Polyak and her co-workers used this cell line to generate a panel of 18 sub-lines or sub-clones, each of which was characterised by the over-expression of a single secreted factor that was already implicated in tumour progression and known to be over-expressed in breast tumours.

The researchers set up two types of experiments, injecting mice either with cells from a single sub-clone and a larger number from the parenteral cell line, or with cells from all 18 sub-clones, and evaluating the growth and metastasis of the resulting tumours.

The tumours formed from cells including only a single sub-clone varied in morphology and proliferation but none were metastatic.

Only two of the sub-clones, those secreting chemokine (C-C motif) ligand 5 (CCL5) and interleukin 11 (IL-11), produced tumours that grew to a significant extent.

Interestingly, the number of cells expressing CCL5 and IL-11 increased less than that of cells expressing lysyl oxidase homolog 3 (LOXL3), although LOXL3 expression did not drive overall tumour growth.

Interleukin 11 alone was capable of driving significant tumour growth in a non-cell-autonomous fashion: that is, expanding the populations of both the IL-8-expressing cells and the parenteral tumour cells.

This suggests that IL-11 expression is sufficient to drive tumour proliferation.

Tumours that contained populations of each of the 18 sub-clones grew more quickly than any of those that just contained a single sub-clone.

These tumours also displayed leakage from blood and lymphatic vessels, and a high proportion of them were metastatic.

Tumours derived from a sub-clone expressing c-fos-induced growth factor (FIGF) also displayed increased vascular leakage.

The researchers therefore injected mice with a combination of IL-11 and FIGF expressing tumour cells, and found that the resulting tumours displayed this phenotype; they were also fast growing and metastatic.

This suggests that the presence of several interacting sub-clones within a tumour can produce a phenotype that is different from either alone.

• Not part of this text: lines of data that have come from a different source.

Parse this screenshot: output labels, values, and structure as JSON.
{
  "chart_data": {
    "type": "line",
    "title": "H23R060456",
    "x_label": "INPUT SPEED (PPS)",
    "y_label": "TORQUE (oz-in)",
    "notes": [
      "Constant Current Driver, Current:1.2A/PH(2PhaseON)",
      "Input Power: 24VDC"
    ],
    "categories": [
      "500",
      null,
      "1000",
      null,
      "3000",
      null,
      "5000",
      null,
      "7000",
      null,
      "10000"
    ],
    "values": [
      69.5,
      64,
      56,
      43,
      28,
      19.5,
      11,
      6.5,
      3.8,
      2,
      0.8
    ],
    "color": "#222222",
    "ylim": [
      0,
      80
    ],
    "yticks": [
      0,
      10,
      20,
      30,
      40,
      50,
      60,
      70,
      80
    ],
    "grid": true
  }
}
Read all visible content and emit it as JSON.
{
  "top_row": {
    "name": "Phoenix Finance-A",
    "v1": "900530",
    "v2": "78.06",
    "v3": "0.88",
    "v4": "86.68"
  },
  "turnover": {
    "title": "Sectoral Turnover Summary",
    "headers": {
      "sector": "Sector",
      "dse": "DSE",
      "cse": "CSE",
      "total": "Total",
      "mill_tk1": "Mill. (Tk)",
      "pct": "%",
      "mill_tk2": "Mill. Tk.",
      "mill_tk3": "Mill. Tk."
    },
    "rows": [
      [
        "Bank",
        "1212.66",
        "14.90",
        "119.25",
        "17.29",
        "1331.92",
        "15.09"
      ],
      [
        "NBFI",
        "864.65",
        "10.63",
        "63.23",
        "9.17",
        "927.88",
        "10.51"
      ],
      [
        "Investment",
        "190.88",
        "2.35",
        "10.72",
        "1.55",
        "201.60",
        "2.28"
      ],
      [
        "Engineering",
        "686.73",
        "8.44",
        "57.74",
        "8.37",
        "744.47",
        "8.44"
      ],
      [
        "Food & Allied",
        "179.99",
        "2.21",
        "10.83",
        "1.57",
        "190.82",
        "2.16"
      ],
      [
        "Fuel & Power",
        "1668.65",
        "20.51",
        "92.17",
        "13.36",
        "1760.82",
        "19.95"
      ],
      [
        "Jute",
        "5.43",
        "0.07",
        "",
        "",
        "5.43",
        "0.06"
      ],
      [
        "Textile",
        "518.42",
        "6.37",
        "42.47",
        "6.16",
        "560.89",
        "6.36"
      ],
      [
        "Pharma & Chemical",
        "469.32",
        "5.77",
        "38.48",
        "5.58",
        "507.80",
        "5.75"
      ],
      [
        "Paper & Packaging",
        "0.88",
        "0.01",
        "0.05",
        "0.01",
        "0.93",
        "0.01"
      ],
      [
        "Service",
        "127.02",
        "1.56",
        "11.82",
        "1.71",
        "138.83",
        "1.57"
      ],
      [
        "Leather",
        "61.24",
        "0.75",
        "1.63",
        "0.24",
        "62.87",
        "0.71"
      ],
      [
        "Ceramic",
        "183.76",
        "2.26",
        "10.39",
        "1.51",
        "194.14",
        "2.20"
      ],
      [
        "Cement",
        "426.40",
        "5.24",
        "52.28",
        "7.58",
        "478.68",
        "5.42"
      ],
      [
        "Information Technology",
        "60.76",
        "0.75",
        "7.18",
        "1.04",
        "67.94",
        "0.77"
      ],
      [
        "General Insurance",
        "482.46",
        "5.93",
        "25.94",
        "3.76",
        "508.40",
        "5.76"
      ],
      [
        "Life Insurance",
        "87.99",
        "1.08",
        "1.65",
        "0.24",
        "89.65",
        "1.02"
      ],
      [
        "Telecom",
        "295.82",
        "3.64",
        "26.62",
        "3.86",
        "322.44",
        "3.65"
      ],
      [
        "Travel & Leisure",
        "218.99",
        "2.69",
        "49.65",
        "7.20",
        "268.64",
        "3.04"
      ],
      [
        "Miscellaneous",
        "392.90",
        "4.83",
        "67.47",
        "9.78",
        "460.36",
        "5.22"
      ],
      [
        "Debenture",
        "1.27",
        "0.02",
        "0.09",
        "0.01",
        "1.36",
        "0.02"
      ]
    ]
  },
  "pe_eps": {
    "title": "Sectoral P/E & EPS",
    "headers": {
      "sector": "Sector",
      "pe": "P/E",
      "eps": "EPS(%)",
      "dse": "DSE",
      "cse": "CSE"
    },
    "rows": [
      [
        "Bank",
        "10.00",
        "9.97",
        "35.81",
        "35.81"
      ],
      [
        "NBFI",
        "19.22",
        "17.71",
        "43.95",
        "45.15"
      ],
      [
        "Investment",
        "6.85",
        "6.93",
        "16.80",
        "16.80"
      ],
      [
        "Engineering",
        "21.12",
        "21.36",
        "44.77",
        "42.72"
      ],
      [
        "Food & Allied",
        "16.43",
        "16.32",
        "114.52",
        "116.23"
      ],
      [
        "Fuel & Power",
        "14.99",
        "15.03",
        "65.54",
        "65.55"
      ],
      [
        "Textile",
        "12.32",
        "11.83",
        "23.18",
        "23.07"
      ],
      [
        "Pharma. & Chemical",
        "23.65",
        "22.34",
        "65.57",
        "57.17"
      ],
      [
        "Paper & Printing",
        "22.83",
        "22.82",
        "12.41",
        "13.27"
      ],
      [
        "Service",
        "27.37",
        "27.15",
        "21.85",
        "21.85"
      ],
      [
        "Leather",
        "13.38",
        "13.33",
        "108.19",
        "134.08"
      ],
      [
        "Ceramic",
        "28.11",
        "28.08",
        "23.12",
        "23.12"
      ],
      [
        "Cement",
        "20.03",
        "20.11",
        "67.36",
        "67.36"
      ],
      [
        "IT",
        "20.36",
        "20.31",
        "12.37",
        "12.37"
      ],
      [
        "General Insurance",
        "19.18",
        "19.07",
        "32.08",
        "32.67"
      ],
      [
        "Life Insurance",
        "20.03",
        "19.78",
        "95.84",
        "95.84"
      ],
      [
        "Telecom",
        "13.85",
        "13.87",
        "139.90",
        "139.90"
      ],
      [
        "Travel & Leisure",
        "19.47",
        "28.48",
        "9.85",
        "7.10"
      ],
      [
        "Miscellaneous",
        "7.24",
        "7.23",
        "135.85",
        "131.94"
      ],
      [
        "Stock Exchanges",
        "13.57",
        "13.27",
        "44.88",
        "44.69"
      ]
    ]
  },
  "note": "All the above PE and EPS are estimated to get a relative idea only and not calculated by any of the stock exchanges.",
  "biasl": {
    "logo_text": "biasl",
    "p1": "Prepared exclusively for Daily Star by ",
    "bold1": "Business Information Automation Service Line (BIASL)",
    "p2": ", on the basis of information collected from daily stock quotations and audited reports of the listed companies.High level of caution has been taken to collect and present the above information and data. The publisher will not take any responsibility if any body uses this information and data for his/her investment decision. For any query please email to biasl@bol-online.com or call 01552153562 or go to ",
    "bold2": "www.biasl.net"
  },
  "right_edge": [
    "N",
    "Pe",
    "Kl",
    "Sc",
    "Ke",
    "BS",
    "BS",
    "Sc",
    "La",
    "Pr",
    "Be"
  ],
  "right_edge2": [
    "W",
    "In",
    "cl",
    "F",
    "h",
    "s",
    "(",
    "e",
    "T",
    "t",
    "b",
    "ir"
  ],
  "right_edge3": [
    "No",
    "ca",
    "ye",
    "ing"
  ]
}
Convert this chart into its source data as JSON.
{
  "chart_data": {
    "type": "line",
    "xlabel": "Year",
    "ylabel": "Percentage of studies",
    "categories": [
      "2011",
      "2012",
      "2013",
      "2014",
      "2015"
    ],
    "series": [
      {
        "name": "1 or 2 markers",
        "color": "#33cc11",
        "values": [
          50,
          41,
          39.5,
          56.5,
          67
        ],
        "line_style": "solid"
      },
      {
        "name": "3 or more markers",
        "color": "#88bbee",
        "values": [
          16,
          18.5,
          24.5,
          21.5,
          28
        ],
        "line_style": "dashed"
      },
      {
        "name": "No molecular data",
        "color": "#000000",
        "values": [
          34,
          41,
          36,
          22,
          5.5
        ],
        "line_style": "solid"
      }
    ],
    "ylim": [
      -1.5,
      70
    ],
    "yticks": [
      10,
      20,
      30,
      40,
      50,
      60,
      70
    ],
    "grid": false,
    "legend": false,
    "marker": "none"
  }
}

Polyak and her co-workers then investigated the mechanism through which interleukin 11 drives tumour growth.

They showed that IL-11 could stimulate tumour proliferation independently of the concentration of its specific receptor, IL1Rα, and that IL-11-driven tumours had significant differences from others in their vasculature and intracellular matrix; this suggested that the increase in growth might be attributable to changes in the micro-environment.

The researchers developed a mathematical model for the interactions between sub-populations of tumour cells and their effect on tumour growth.

A presumed positive effect of the IL-11 secreting clone on the growth rates of all other clones was included in the model.

In the absence of IL-11, the fastest growing clone was predicted to out-compete all other clones, leading to a loss of tumour heterogeneity; in contrast, IL-11 was predicted to stimulate the growth of other clones in a non-cell-autonomous way and thus to maintain tumour heterogeneity.

Tumour heterogeneity was also reduced in tumours that were treated with doxorubicin, a chemotherapeutic agent that is commonly used to treat breast cancer.

These findings prompted a more detailed analysis of IL-11/LOXL3 tumours, which revealed that the faster-growing LOXL3 sub-clone could out-compete the IL-11 sub-clone, leading to a loss of IL-11 secreting cells that could eventually lead to tumour collapse probably through changes to the micro-environment.

Taken together, these results suggest that the most abundant sub-clone within a tumour may not be the one that drives its proliferation, and, therefore, that focusing diagnostics and clinical decision making on the properties of these cells may be misleading.

Reference

​Marusyk, A., Tabassum, D.P., Altrock, P.M., Almendro, A., Michor, F. and Polyak, K. (2014). Non-cell-autonomous driving of tumour growthsupports sub-clonal heterogeneity. Nature, published online ahead of print 30 July 2014.